Но я еще влюблен в Любу. Безумно и совершенно. Но этим чувством я умею управлять.

И вот теперь, когда мне ясно, что все дальнейшее для меня в «Главном» (в том, что привело к Мер<ежковским>) быть или не быть, – соединено с отношением моим к Любе, я не могу не вносить в эти отношения сериозности необычайной. Ведь решается для меня вопрос, стоит или не стоит жить. Ведь душа-то моя в руках у Любы. Ведь она мне душу не вернула. Ведь стремясь к дружбе и общению с ней, я стремлюсь к самой высокой чистоте и ясности – к свету и правде. Ведь близость и общение с Любой для меня прежде всего единственно возможный путь просветить и возвысить другое мое чувство к Любе (влюбленность). Раз нет этого общения и просветляющего зова к высям, я срываюсь. Вот почему теперь этой весной мне так важно и необходимо видаться с Любой, чтобы привести к должным нормам свое отношение к Любе. Пока точной выясненности нет, каждый миг для меня – острый нож в душу, каждый день без нее ужас. Я не могу строить своих чисто внешних планов, без того, чтобы не поговорить с Любой долго, внимательно. Пойми, Саша, что вот уже месяц, как все часы мои – ножи, воткнутые в сердце, что эта боль не стихнет, пока я обстоятельно не поговорю с Любой как на духу, пока я не прочту у нее о своей душе, которой у меня теперь нет. Ведь за своей душой я должен вернуться в Петербург и видеться с Любой. Более без души я жить не могу. Саша, если Ты веришь в меня, если Ты знаешь, что я не могу быть благороден, Тебе мне нечего объяснять, чтобы Ты не думал обо мне внешне, дурно и пошло. Ты – не такой. Ты должен взглянуть на мои отношения к Любови Дмитриевне только с двух противоположных точек зрения. Или поверить в несказанность моего отношения к Любе; но тогда, тогда я должен, прежде чем ехать за границу, или определяться в ненужном и внешнем, теперь же видеться с Любой.

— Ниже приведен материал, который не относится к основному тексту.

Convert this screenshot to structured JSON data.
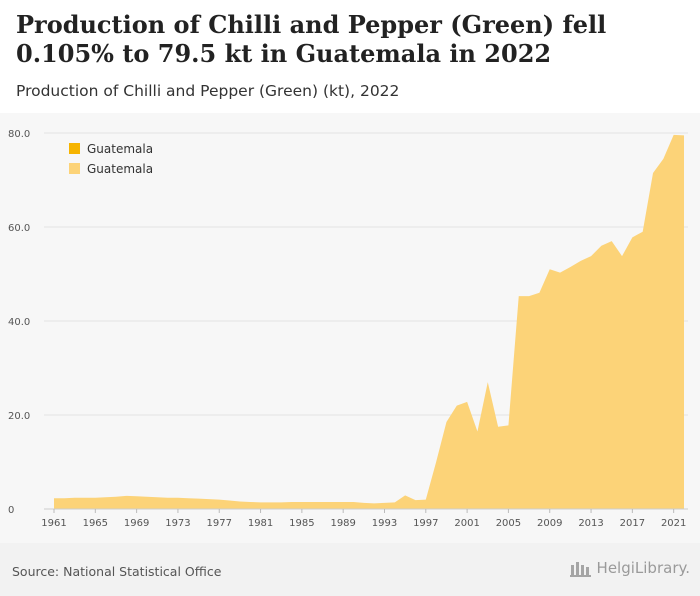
{
  "header": {
    "title": "Production of Chilli and Pepper (Green) fell 0.105% to 79.5 kt in Guatemala in 2022",
    "subtitle": "Production of Chilli and Pepper (Green) (kt), 2022"
  },
  "footer": {
    "source": "Source: National Statistical Office",
    "brand": "HelgiLibrary."
  },
  "colors": {
    "area_fill": "#fcd378",
    "legend_dark": "#f6b400",
    "legend_light": "#fcd378",
    "grid": "#e3e3e3",
    "axis_text": "#555555"
  },
  "chart_data": {
    "type": "area",
    "title": "Production of Chilli and Pepper (Green) (kt), 2022",
    "xlabel": "",
    "ylabel": "",
    "xlim": [
      1961,
      2022
    ],
    "ylim": [
      0,
      80
    ],
    "yticks": [
      0,
      20,
      40,
      60,
      80
    ],
    "ytick_labels": [
      "0",
      "20.0",
      "40.0",
      "60.0",
      "80.0"
    ],
    "xticks": [
      1961,
      1965,
      1969,
      1973,
      1977,
      1981,
      1985,
      1989,
      1993,
      1997,
      2001,
      2005,
      2009,
      2013,
      2017,
      2021
    ],
    "grid": true,
    "legend": [
      "Guatemala",
      "Guatemala"
    ],
    "legend_position": "top-left",
    "x": [
      1961,
      1962,
      1963,
      1964,
      1965,
      1966,
      1967,
      1968,
      1969,
      1970,
      1971,
      1972,
      1973,
      1974,
      1975,
      1976,
      1977,
      1978,
      1979,
      1980,
      1981,
      1982,
      1983,
      1984,
      1985,
      1986,
      1987,
      1988,
      1989,
      1990,
      1991,
      1992,
      1993,
      1994,
      1995,
      1996,
      1997,
      1998,
      1999,
      2000,
      2001,
      2002,
      2003,
      2004,
      2005,
      2006,
      2007,
      2008,
      2009,
      2010,
      2011,
      2012,
      2013,
      2014,
      2015,
      2016,
      2017,
      2018,
      2019,
      2020,
      2021,
      2022
    ],
    "series": [
      {
        "name": "Guatemala",
        "values": [
          2.3,
          2.3,
          2.4,
          2.4,
          2.4,
          2.5,
          2.6,
          2.8,
          2.7,
          2.6,
          2.5,
          2.4,
          2.4,
          2.3,
          2.2,
          2.1,
          2.0,
          1.8,
          1.6,
          1.5,
          1.4,
          1.4,
          1.4,
          1.5,
          1.5,
          1.5,
          1.5,
          1.5,
          1.5,
          1.5,
          1.3,
          1.2,
          1.3,
          1.4,
          2.9,
          1.9,
          2.0,
          10.0,
          18.5,
          22.0,
          22.8,
          16.5,
          27.0,
          17.5,
          17.8,
          45.3,
          45.3,
          46.0,
          51.0,
          50.3,
          51.5,
          52.8,
          53.8,
          56.0,
          57.0,
          53.8,
          57.8,
          59.0,
          71.5,
          74.5,
          79.6,
          79.5
        ]
      }
    ]
  }
}
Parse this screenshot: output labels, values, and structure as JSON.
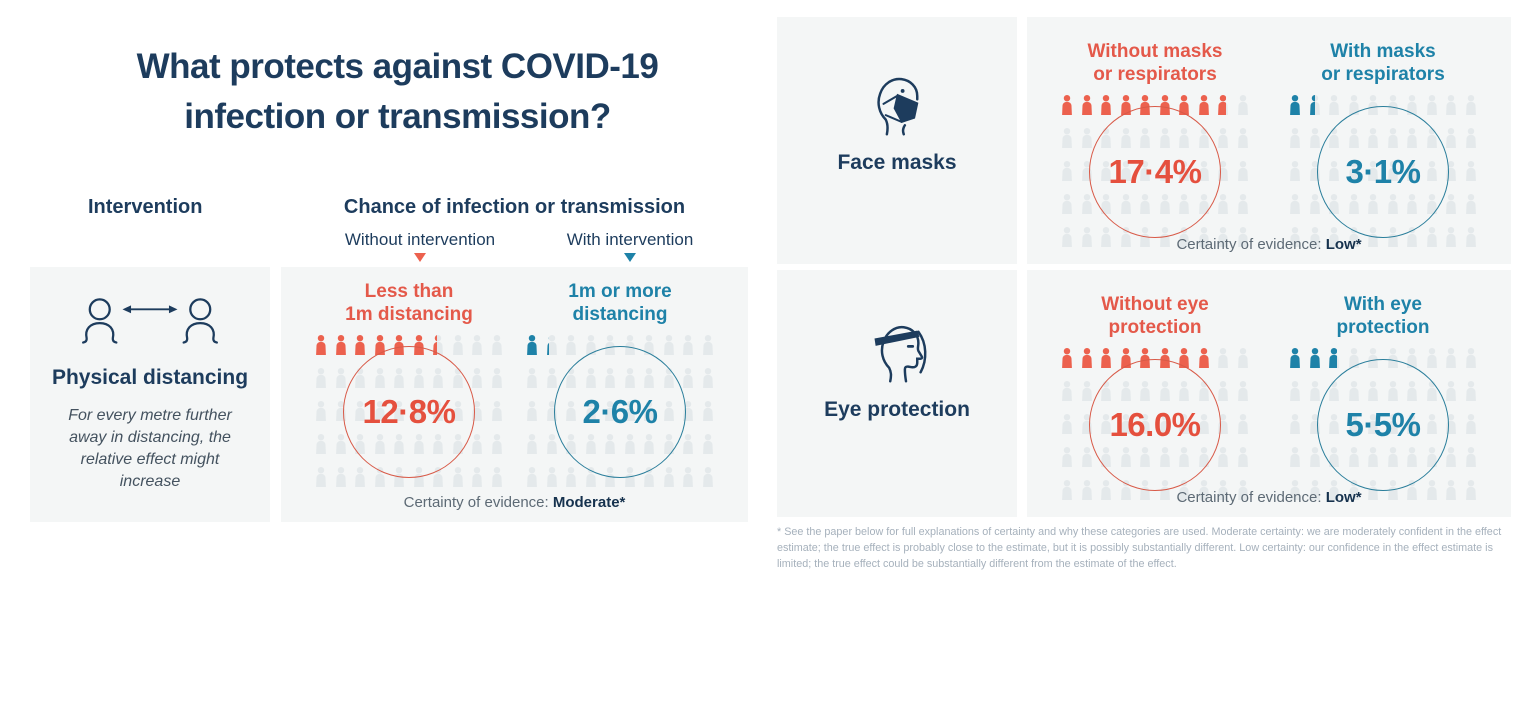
{
  "header": {
    "title": "What protects against COVID-19\ninfection or transmission?",
    "intervention_label": "Intervention",
    "chance_label": "Chance of infection or transmission",
    "without_label": "Without intervention",
    "with_label": "With intervention"
  },
  "colors": {
    "navy": "#1d3c5d",
    "red": "#ec614e",
    "teal": "#1e82a8",
    "gray_icon": "#e4e9eb",
    "panel_bg": "#f4f6f6"
  },
  "panels": {
    "physical": {
      "name": "Physical distancing",
      "note": "For every metre further away in distancing, the relative effect might increase",
      "without": {
        "label": "Less than\n1m distancing",
        "pct_display": "12·8%",
        "value": 12.8
      },
      "with": {
        "label": "1m or more\ndistancing",
        "pct_display": "2·6%",
        "value": 2.6
      },
      "certainty_label": "Certainty of evidence: ",
      "certainty_value": "Moderate*"
    },
    "masks": {
      "name": "Face masks",
      "without": {
        "label": "Without masks\nor respirators",
        "pct_display": "17·4%",
        "value": 17.4
      },
      "with": {
        "label": "With masks\nor respirators",
        "pct_display": "3·1%",
        "value": 3.1
      },
      "certainty_label": "Certainty of evidence: ",
      "certainty_value": "Low*"
    },
    "eye": {
      "name": "Eye protection",
      "without": {
        "label": "Without eye\nprotection",
        "pct_display": "16.0%",
        "value": 16.0
      },
      "with": {
        "label": "With eye\nprotection",
        "pct_display": "5·5%",
        "value": 5.5
      },
      "certainty_label": "Certainty of evidence: ",
      "certainty_value": "Low*"
    }
  },
  "footnote": {
    "text": "* See the paper below for full explanations of certainty and why these categories are used. Moderate certainty: we are moderately confident in the effect estimate; the true effect is probably close to the estimate, but it is possibly substantially different. Low certainty: our confidence in the effect estimate is limited; the true effect could be substantially different from the estimate of the effect."
  },
  "chart_data": {
    "type": "pictogram",
    "title": "What protects against COVID-19 infection or transmission?",
    "description": "Chance of infection or transmission without vs with each intervention, shown as coloured people out of 50 icons",
    "icon_grid": {
      "rows": 5,
      "cols": 10,
      "icons_total": 50,
      "pct_per_icon": 2
    },
    "series": [
      {
        "intervention": "Physical distancing",
        "without_label": "Less than 1m distancing",
        "without_pct": 12.8,
        "with_label": "1m or more distancing",
        "with_pct": 2.6,
        "certainty": "Moderate",
        "note": "For every metre further away in distancing, the relative effect might increase"
      },
      {
        "intervention": "Face masks",
        "without_label": "Without masks or respirators",
        "without_pct": 17.4,
        "with_label": "With masks or respirators",
        "with_pct": 3.1,
        "certainty": "Low"
      },
      {
        "intervention": "Eye protection",
        "without_label": "Without eye protection",
        "without_pct": 16.0,
        "with_label": "With eye protection",
        "with_pct": 5.5,
        "certainty": "Low"
      }
    ],
    "legend": {
      "without_color": "#ec614e",
      "with_color": "#1e82a8",
      "unaffected_color": "#e4e9eb"
    }
  }
}
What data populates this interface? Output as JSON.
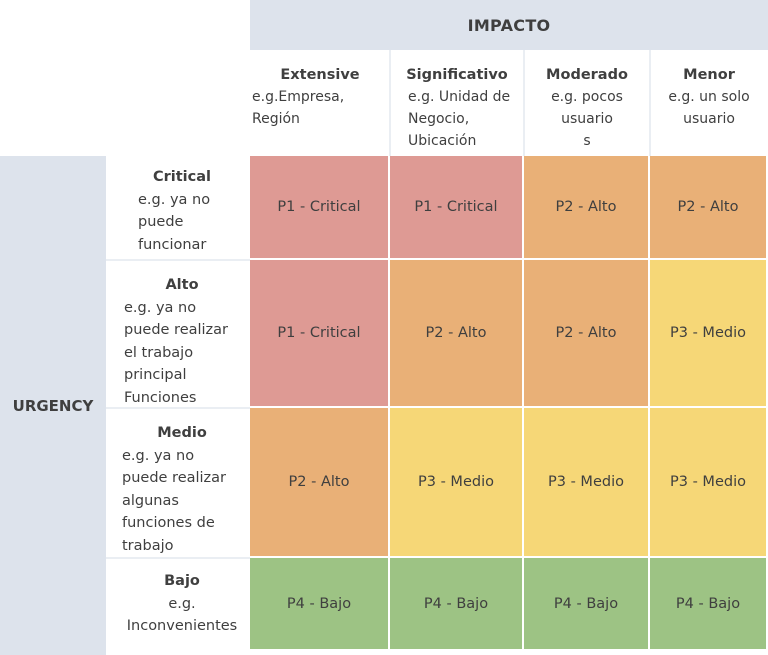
{
  "impact_label": "IMPACTO",
  "urgency_label": "URGENCY",
  "columns": [
    {
      "title": "Extensive",
      "desc": "e.g.Empresa, Región"
    },
    {
      "title": "Significativo",
      "desc": "e.g.  Unidad de\nNegocio,\nUbicación"
    },
    {
      "title": "Moderado",
      "desc": "e.g. pocos\nusuario\ns"
    },
    {
      "title": "Menor",
      "desc": "e.g. un solo\nusuario"
    }
  ],
  "rows": [
    {
      "title": "Critical",
      "desc": "e.g. ya no\npuede\nfuncionar"
    },
    {
      "title": "Alto",
      "desc": "e.g. ya no\npuede realizar\nel trabajo\nprincipal\n    Funciones"
    },
    {
      "title": "Medio",
      "desc": "e.g. ya no\npuede realizar\nalgunas\nfunciones de\ntrabajo"
    },
    {
      "title": "Bajo",
      "desc": "e.g.\nInconvenientes"
    }
  ],
  "cells": [
    [
      "P1 - Critical",
      "P1 - Critical",
      "P2 - Alto",
      "P2 - Alto"
    ],
    [
      "P1 - Critical",
      "P2 - Alto",
      "P2 - Alto",
      "P3 - Medio"
    ],
    [
      "P2 - Alto",
      "P3 - Medio",
      "P3 - Medio",
      "P3 - Medio"
    ],
    [
      "P4 - Bajo",
      "P4 - Bajo",
      "P4 - Bajo",
      "P4 - Bajo"
    ]
  ],
  "colors": {
    "P1": "#de9a94",
    "P2": "#e9b077",
    "P3": "#f6d777",
    "P4": "#9dc384"
  }
}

Ты должен снять с меня все тени, которые на меня могут быть наброшены просто необычностью со стороны внешнего моих отношений к Любе. Тогда, например, я не понимаю, почему должен я отложить поездку в Петербург. Если Тебе нельзя быть со мной, ведь я приеду к Любе, чтобы многое, многое из заветного и глубокого выяснить себе – чтобы понять тайны Вечности и Гроба, которые вокруг меня разверзлись. <…>

Если же все мои отношения к Любе мерить внешним масштабом (Ты это имеешь право), тогда придется отрицать всю несказанность моей близости к Любе; придется сказать: «Это только влюбленность». Но тогда мне становится невозможным опираться на несказанный критерий: тогда я скажу Тебе: «я не могу не видать Любу. Но признаю Твое право, взлянув на все “слишком просто”, налагать veto на мои отношения к Любе». Только, Саша, тогда начинается драма, которая должна кончиться смертью одного из нас. Стоя на первой, несказанной, точке зрения, я готов каждую минуту сойти на внешнюю точку зрения. Милый брат, знай это: если несказанное во мне будет оскорблено, если несказанное мое кажется Тебе оскорбительным, мой любимый, единственный брат, я на все готов! Смерти я не боюсь, а ищу. <…>

Милый, милый брат, повторяю еще раз, что люблю, люблю Тебя.

Твой брат Боря


Белый – Блоку

<5 мая 1906. Дедово>

Дорогой Саша, милый, люблю Тебя. Поздравляю Тебя с окончанием экзаменов. Желаю всего, всего радостного.

Я в Дедове. Здесь тихо. Встает передо мной Солнце безвременья.

И жизнь, и смерть в один свет неугасимый сливается.

Тихо, покорно молюсь свету. Светоносный восторг со мною. Он несет меня на волнах ветра. Будет ветер. Ветер всегда. Все летит, исчезая, овеянное ветром. Ветер гонит миры. Мы забываем о ветре. Но прислушайся: каким потоком обуреваемо все? Все несется – несется.

Все в буре. Буря счастья и буря смерти – один ветер. Ветер веет. Ветер говорит слова неизреченные. Говорим и мы, исполненные ветра.

Неизвестно, откуда приходит ветер и куда уходит.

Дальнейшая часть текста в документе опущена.